Kurt Diederich: Briefe aus und in die Kinderlandverschickung

„Bei seinem Besuch in Köln sah ich gemeinsam mit meinem Vater auf dem Rudolfplatz Hitler vorbeifahren, und auf dem gleichen Platz später an der Haltestelle erstmals Mitbürger mit dem gelben Stern.“ – Wer sich hier erinnerte, war der am 17. August 1931 geborene Kurt Diederich, der seine Kindheit in Köln-Müngersdorf, genauer in der Umgebung seines an der Ecke Aachener Straße und Militärring gelegenen Elternhauses verbrachte.

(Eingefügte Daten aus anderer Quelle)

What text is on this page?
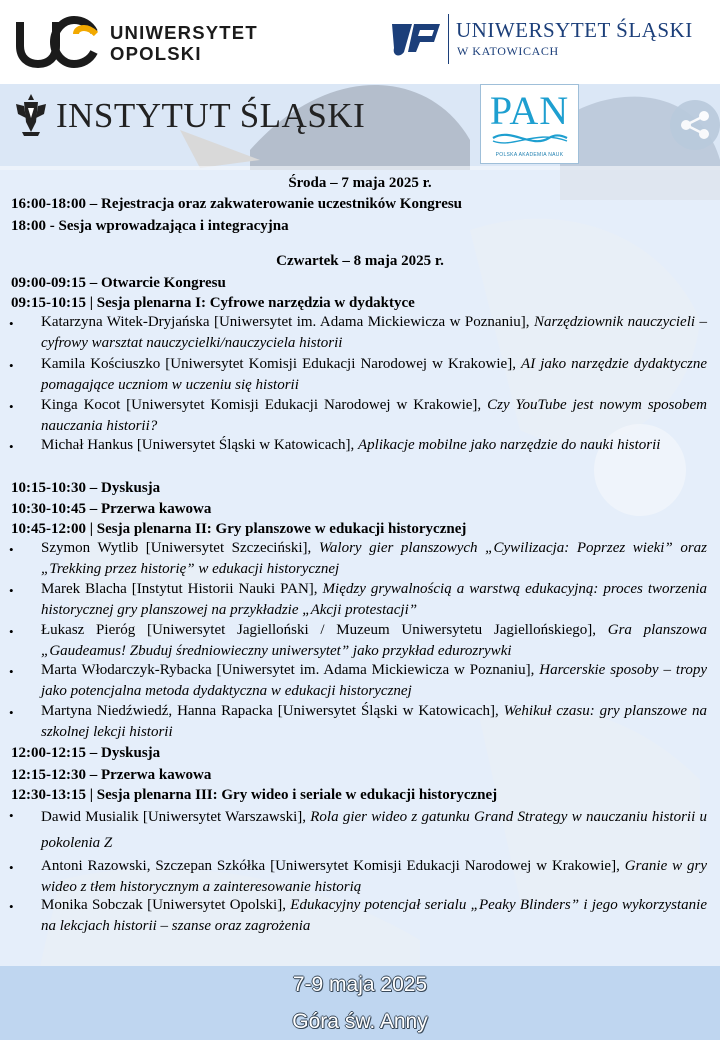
UNIWERSYTET
OPOLSKI
UNIWERSYTET ŚLĄSKI
W KATOWICACH
INSTYTUT ŚLĄSKI	PAN
POLSKA AKADEMIA NAUK
Środa – 7 maja 2025 r.
16:00-18:00 – Rejestracja oraz zakwaterowanie uczestników Kongresu
18:00 - Sesja wprowadzająca i integracyjna
Czwartek – 8 maja 2025 r.
09:00-09:15 – Otwarcie Kongresu
09:15-10:15 | Sesja plenarna I: Cyfrowe narzędzia w dydaktyce
• Katarzyna Witek-Dryjańska [Uniwersytet im. Adama Mickiewicza w Poznaniu], Narzędziownik nauczycieli – cyfrowy warsztat nauczycielki/nauczyciela historii
• Kamila Kościuszko [Uniwersytet Komisji Edukacji Narodowej w Krakowie], AI jako narzędzie dydaktyczne pomagające uczniom w uczeniu się historii
• Kinga Kocot [Uniwersytet Komisji Edukacji Narodowej w Krakowie], Czy YouTube jest nowym sposobem nauczania historii?
• Michał Hankus [Uniwersytet Śląski w Katowicach], Aplikacje mobilne jako narzędzie do nauki historii
10:15-10:30 – Dyskusja
10:30-10:45 – Przerwa kawowa
10:45-12:00 | Sesja plenarna II: Gry planszowe w edukacji historycznej
• Szymon Wytlib [Uniwersytet Szczeciński], Walory gier planszowych „Cywilizacja: Poprzez wieki” oraz „Trekking przez historię” w edukacji historycznej
• Marek Blacha [Instytut Historii Nauki PAN], Między grywalnością a warstwą edukacyjną: proces tworzenia historycznej gry planszowej na przykładzie „Akcji protestacji”
• Łukasz Pieróg [Uniwersytet Jagielloński / Muzeum Uniwersytetu Jagiellońskiego], Gra planszowa „Gaudeamus! Zbuduj średniowieczny uniwersytet” jako przykład edurozrywki
• Marta Włodarczyk-Rybacka [Uniwersytet im. Adama Mickiewicza w Poznaniu], Harcerskie sposoby – tropy jako potencjalna metoda dydaktyczna w edukacji historycznej
• Martyna Niedźwiedź, Hanna Rapacka [Uniwersytet Śląski w Katowicach], Wehikuł czasu: gry planszowe na szkolnej lekcji historii
12:00-12:15 – Dyskusja
12:15-12:30 – Przerwa kawowa
12:30-13:15 | Sesja plenarna III: Gry wideo i seriale w edukacji historycznej
• Dawid Musialik [Uniwersytet Warszawski], Rola gier wideo z gatunku Grand Strategy w nauczaniu historii u pokolenia Z
• Antoni Razowski, Szczepan Szkółka [Uniwersytet Komisji Edukacji Narodowej w Krakowie], Granie w gry wideo z tłem historycznym a zainteresowanie historią
• Monika Sobczak [Uniwersytet Opolski], Edukacyjny potencjał serialu „Peaky Blinders” i jego wykorzystanie na lekcjach historii – szanse oraz zagrożenia
7-9 maja 2025
Góra św. Anny
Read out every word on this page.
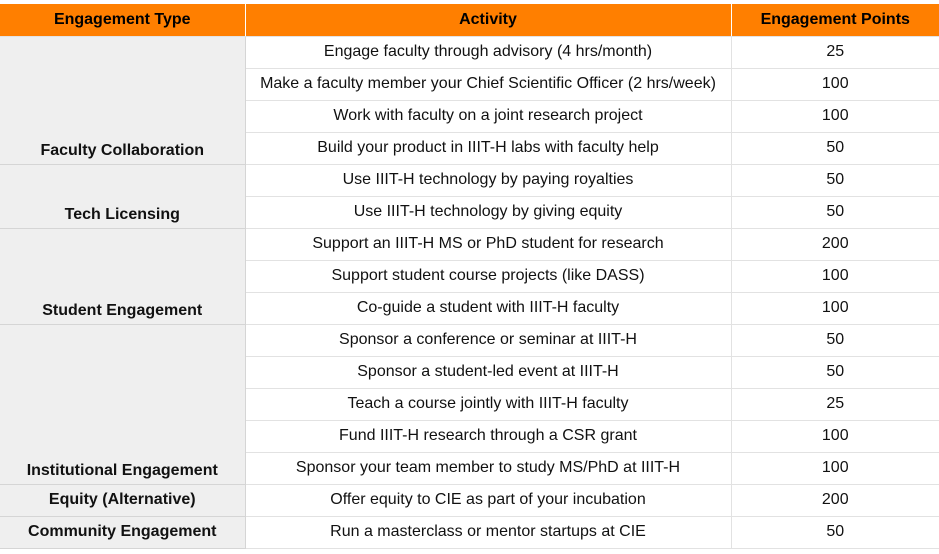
Engagement Type	Activity	Engagement Points
Faculty Collaboration	Engage faculty through advisory (4 hrs/month)	25
	Make a faculty member your Chief Scientific Officer (2 hrs/week)	100
	Work with faculty on a joint research project	100
	Build your product in IIIT-H labs with faculty help	50
Tech Licensing	Use IIIT-H technology by paying royalties	50
	Use IIIT-H technology by giving equity	50
Student Engagement	Support an IIIT-H MS or PhD student for research	200
	Support student course projects (like DASS)	100
	Co-guide a student with IIIT-H faculty	100
Institutional Engagement	Sponsor a conference or seminar at IIIT-H	50
	Sponsor a student-led event at IIIT-H	50
	Teach a course jointly with IIIT-H faculty	25
	Fund IIIT-H research through a CSR grant	100
	Sponsor your team member to study MS/PhD at IIIT-H	100
Equity (Alternative)	Offer equity to CIE as part of your incubation	200
Community Engagement	Run a masterclass or mentor startups at CIE	50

Den Hitler-Besuch – wahrscheinlich im März 1938 – erlebte er als Sechsjähriger, der seine gesamte Umwelt vorwiegend in Form von Uniformen und Militarismus wahrnahm: „Das Straßenbild war vorwiegend von Militärfahrzeugen geprägt, die Aachener Straße war wichtige Verkehrsader gegen Westen: Zuerst der Bau des Westwalls, dann später die Westfront. Das war von Kind an unsere ‚Ecke’.“ Und: „Wer Soldat war, trug selbstverständlich draußen Uniform, und es gab kaum etwas Militärisches, was nicht auch als Spielzeug vorhanden war.“ Ohnehin sei man damals „von vielen Erziehungsmerkmalen im ganzen Lebensumfeld“ von Kindesbeinen an „in die damalige Weltanschauung einbezogen“ worden: „Der Schulunterricht begann mit dem gemeinsamen Hitlergruß, auf der Straße wusste man schon, wen man mit ‚Heil Hitler’ grüßen musste.“

„Dann kam der Tag, an dem man zum Jungvolk musste.“ Für Kurt Diederich kam er im Jahr 1941, und von diesem Zeitpunkt an trat die Hitlerjugend in seinen rückblickenden Worten als „Erzieher im Sinne der herrschenden Ideologie“ neben die Instanzen „Eltern“ und „Schule“. „Die unter dem Führerprinzip stehende Hierarchie erzeugte Ehrgeiz mancherlei Art, auch einmal so eine Schulterschnur zu tragen oder nur Trommler zu sein.“

Mit dem Krieg kamen alsbald die nächtlichen Luftangriffe, „Bomben, Brände und Tote wurden Bestandteil der Tag- und Nachterlebnisse“ auch der Heranwachsenden, die so „zu kleinen Kriegsteilnehmern“ geformt wurden, in denen sich, so räumt Kurt Diederich ein, Hass gegen jene aufbaute, „die am Himmel Unheil bringend über uns hinwegrauschten“. Zunächst jedoch war der gerade Zehnjährige vom imposanten Schauspiel der Flakscheinwerfer und Flakfeuer fasziniert und beteiligte sich intensiv am allgemein verbreiteten Spiel des Granat- und Bombensplittersammelns.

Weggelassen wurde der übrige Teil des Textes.